Mireille Delmas-Marty, éd. Seuil, février 2006, 303 p. – 24 euros

 

« Ce qui domine le paysage juridique actuel, c'est le grand désordre d'un monde tout à la fois fragmenté à l'excès, comme disloqué par une mondialisation anarchique, et trop vite unifié, voire uniformisé, par une intégration hégémonique qui se réalise simultanément dans le silence du marché et le fracas des armes. » Comment y construire un ordre sans l'imposer, comment, par-delà le relatif et l'universel, admettre le pluralisme sans renoncer à un droit partagé ? Évoqué par un fragment de La voie de la sagesse de Vieira da Silva et le « pays des nuages ordonnés » gravé dans la pierre des marches de la Cité interdite, l'auteur propose le « pluralisme ordonné » : véritable révolution épistémologique, il n'est ni une fusion utopique ni une autonomie illusoire, mais « l'art de dessiner un espace juridique commun, par un équilibrage progressif qui préserve la diversité du monde et en accompagne le mouvement ». Autrement dit : à défaut d'instaurer un ordre immuable, inventer une harmonisation.

 

 

livre partage eauPartager l'eau

Les enjeux de demain

Alexandre Taithe, préface de Jean Jouzel, éd. Technip, mars 2006, 166 p. – 38 euros

 

Les règles de partage de l'eau sont d'autant plus complexes aujourd'hui que la concurrence s'accroît et qu'un véritable nouvel usager a fait son apparition : l'environnement lui-même. S'appuyant sur l'étude de plusieurs bassins hydrographiques du monde, cet ouvrage fait le point sur l'état actuel de la ressource en eau – partage, solutions à la pénurie croissante, gestion de cette ressource en France et dans les pays en développement – et montre comment elle doit être considérée comme un facteur de coopération et non plus d'affrontement. Dans ce cas, avec ou sans changement climatique, les enjeux réels et les défis sont d'ores et déjà d'ordre sanitaire, agricole et éthique.

 

 

 

L'intérêt souverain

Essai d'anthropologie économique spinoziste

Frédéric Lordon, éd. La Découverte,

coll. « Armillaire », avril 2006, 224 p. – 23 euros

 

Tandis que la science économique domine largement le champ des sciences sociales, Mauss et le mouvement anti-utilitariste, en défendant le don, semblent avoir versé dans l'exaltation du désintéressement.
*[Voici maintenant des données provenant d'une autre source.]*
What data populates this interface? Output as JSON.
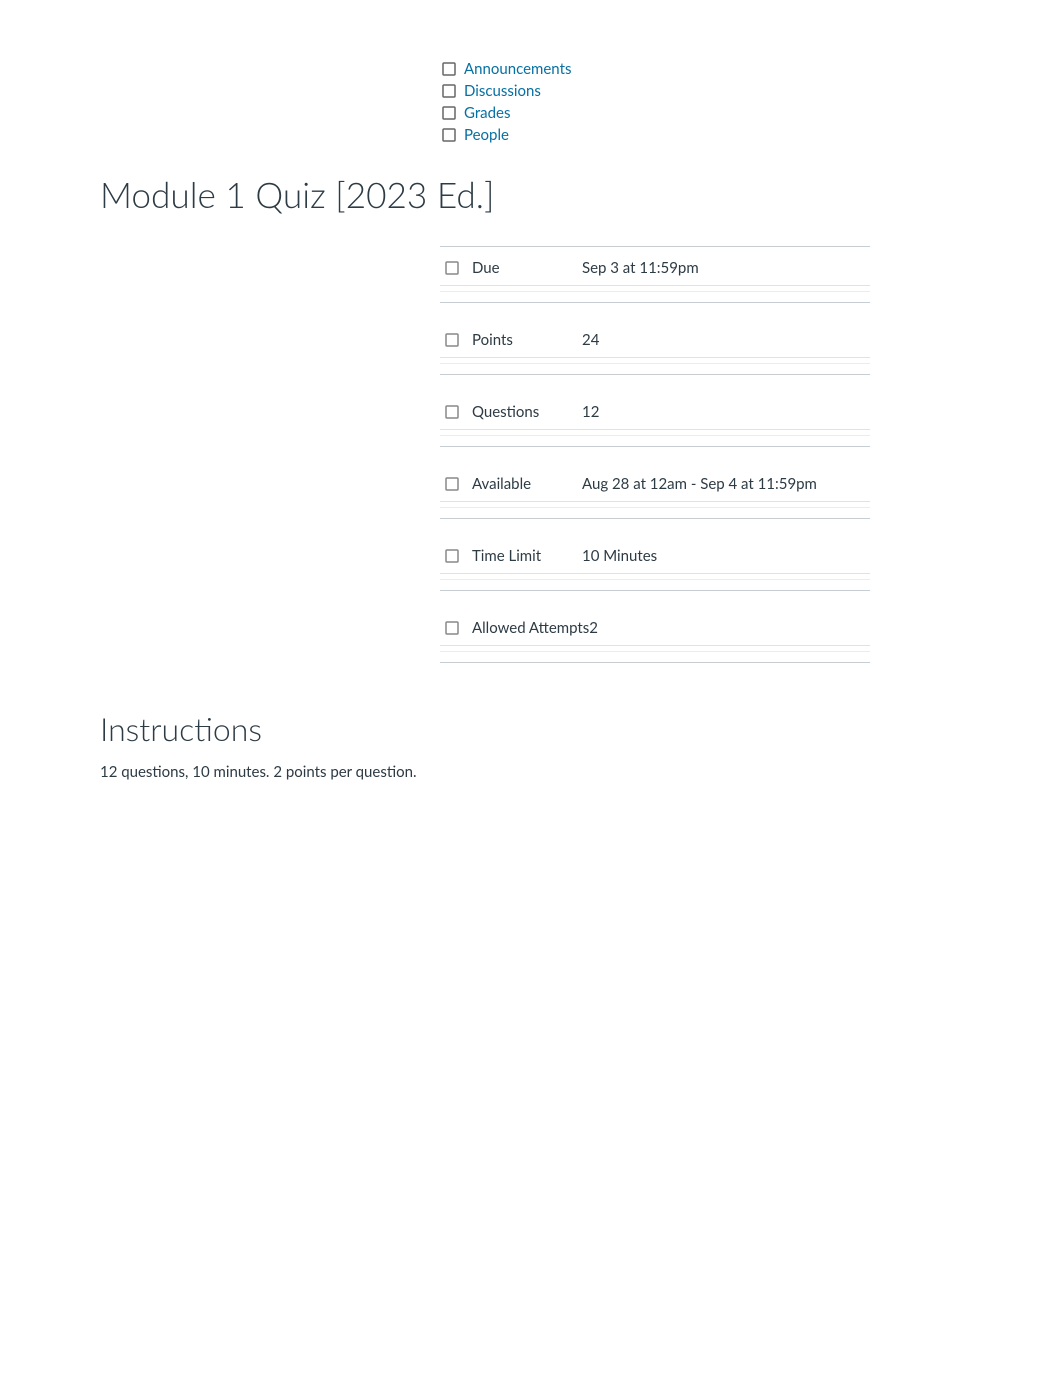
{
  "nav": {
    "items": [
      {
        "label": "Announcements",
        "icon": "□"
      },
      {
        "label": "Discussions",
        "icon": "□"
      },
      {
        "label": "Grades",
        "icon": "□"
      },
      {
        "label": "People",
        "icon": "□"
      }
    ]
  },
  "quiz": {
    "title": "Module 1 Quiz [2023 Ed.]",
    "details": [
      {
        "icon": "□",
        "label": "Due",
        "value": "Sep 3 at 11:59pm"
      },
      {
        "icon": "□",
        "label": "Points",
        "value": "24"
      },
      {
        "icon": "□",
        "label": "Questions",
        "value": "12"
      },
      {
        "icon": "□",
        "label": "Available",
        "value": "Aug 28 at 12am - Sep 4 at 11:59pm"
      },
      {
        "icon": "□",
        "label": "Time Limit",
        "value": "10 Minutes"
      },
      {
        "icon": "□",
        "label": "Allowed Attempts",
        "value": "2"
      }
    ],
    "instructions": {
      "title": "Instructions",
      "text": "12 questions, 10 minutes. 2 points per question."
    }
  }
}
L'auteur pose ici cette question : pouvons-nous sortir de l'antinomie finalement improductive opposant utilitarisme économique et apologie enchanteresse du don ? La réponse est oui, grâce au concept spinoziste du conatus disant : « Chaque chose, fondamentalement intéressée par elle-même, s'efforce de persévérer dans son être. » Cet outil conceptuel posé, l'achat économique ou la saisie par violence, l'échange symbolique et tous les registres du don – cérémoniel, sociable, charitable, coupable – dépouillés de leurs vêtements obsessionnels (ingratitude, remords, terreur de prendre…) apparaissent comme les expressions et les métamorphoses de l'« intérêt à soi », interêt-conatus souverain. Et l'auteur de conclure que, cette fois en connaissance de cause, les acteurs peuvent continuer de jouer la comédie du don.

 

 

La face cachée de la sociologie

À la découverte des sociologues praticiens

Odile Piriou, éd. Belin, coll. « Perspectives sociologiques », avril 2006, 267 p. – 21 euros

 

Depuis vingt ans, un grand nombre de diplômés de haut niveau construisent et mettent en œuvre des savoirs acquis durant leur formation. Ni universitaires, ni chercheurs, ces sociologues exercent sous un statut de droit privé, développent des compétences spécifiques, construisent des carrières avec des identités ancrées dans leur discipline et leur milieu d'action (entreprises, associations, administrations…). Cet ouvrage analyse le type de reconnaissance dont relèvent ces praticiens de la sociologie qui évoquent la célèbre phrase de Durkheim (« Nous estimons que nos recherches ne mériteraient pas une heure de peine si elles ne devaient avoir un intérêt spéculatif ») et propose des pistes de réflexion pour l'étude des rôles sociaux et politiques joués par les sciences sociales en « contexte ».